Her family who’s always been there for her is there now when they suspect she’s burned out and breaking. I swallow past the lump in my throat. “That’s great, baby. Go have fun with them.”
“Do you have anything you want me to tell Em?” She asked me that before she left. The problem is I have too damn much to tell Em, and I can’t use my daughter to do it. I’m also fairly certain the door would be slammed in my face if I tried to do it on my own.
“I…” I don’t even have a chance to deny the request because I hear Dani call Jenna to join the party.
“I have to go, Daddy. Love you.”
“Love you too, Jenna.”
Jenna hangs up. I drop my phone next to me before I surge to my feet and begin to pace. I owe Em an apology so huge. Underneath that cool exterior beats a heart that feels too much and bruises too easily. And I took a bat to it the last time we saw each other.
I need to see Em one more time, even if it’s for her to tell me to take the express train to hell. Walking back over to my phone, I dial the number of the only person I know who might help me.
One ring.
Two.
Three.
“This better be good, Jake. I’m about to head out onstage,” Brendan warns me.
“I need to know how to get a hold of Corinna Freeman,” I say in a rush.
The silence on the other end of the line tells me I don’t have to explain. Either Dani or Em’s family already have. “If I give you this number and you break her again, I’m going to be losing a close friendship. So will my nephew,” Brendan says angrily.
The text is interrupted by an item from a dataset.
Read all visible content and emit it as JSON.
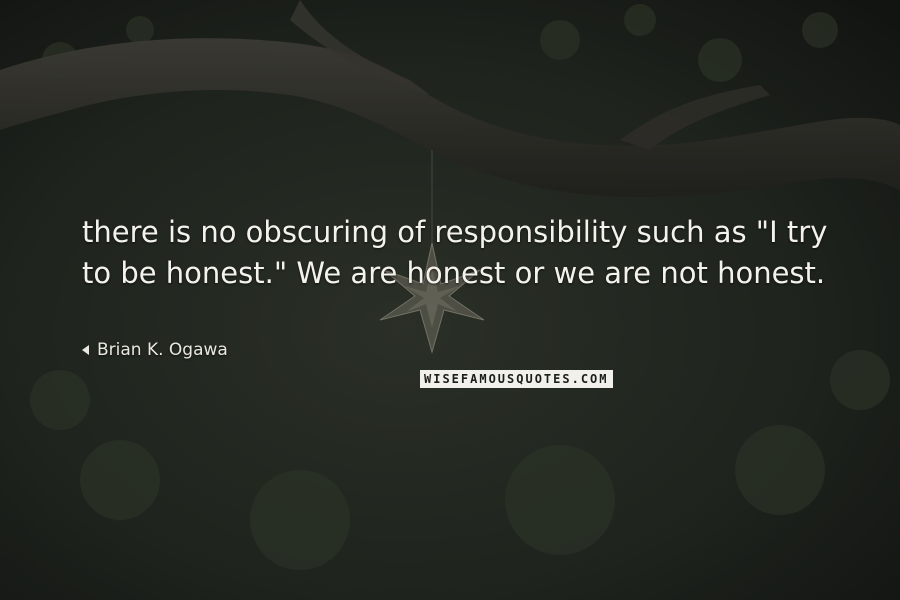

“I plan on sewing up the wounds I caused. Then, if it takes me the rest of my life, I plan on begging her for another chance to prove I’m not a complete asshole.”
“That might take you the rest of your life,” Brendan snaps, right before he hangs up.
Seconds later, I have an incoming text with a 203 area code and a message that says,Don’t screw up.
I don’t plan on it.
I can’t.
Too many people are depending on me to get it right.
* * *
“I’m sorry,Mr. Madison. After everything you put my sister through, you expect me to hand over her location as if it’s available for public consumption?” Corinna Freeman’s voice could freeze hell over on its hottest day despite its honeyed drawl. “I can’t believe Brendan gave you this number. It’s not as if you don’t have a way to reach your daughter,” she adds bitingly.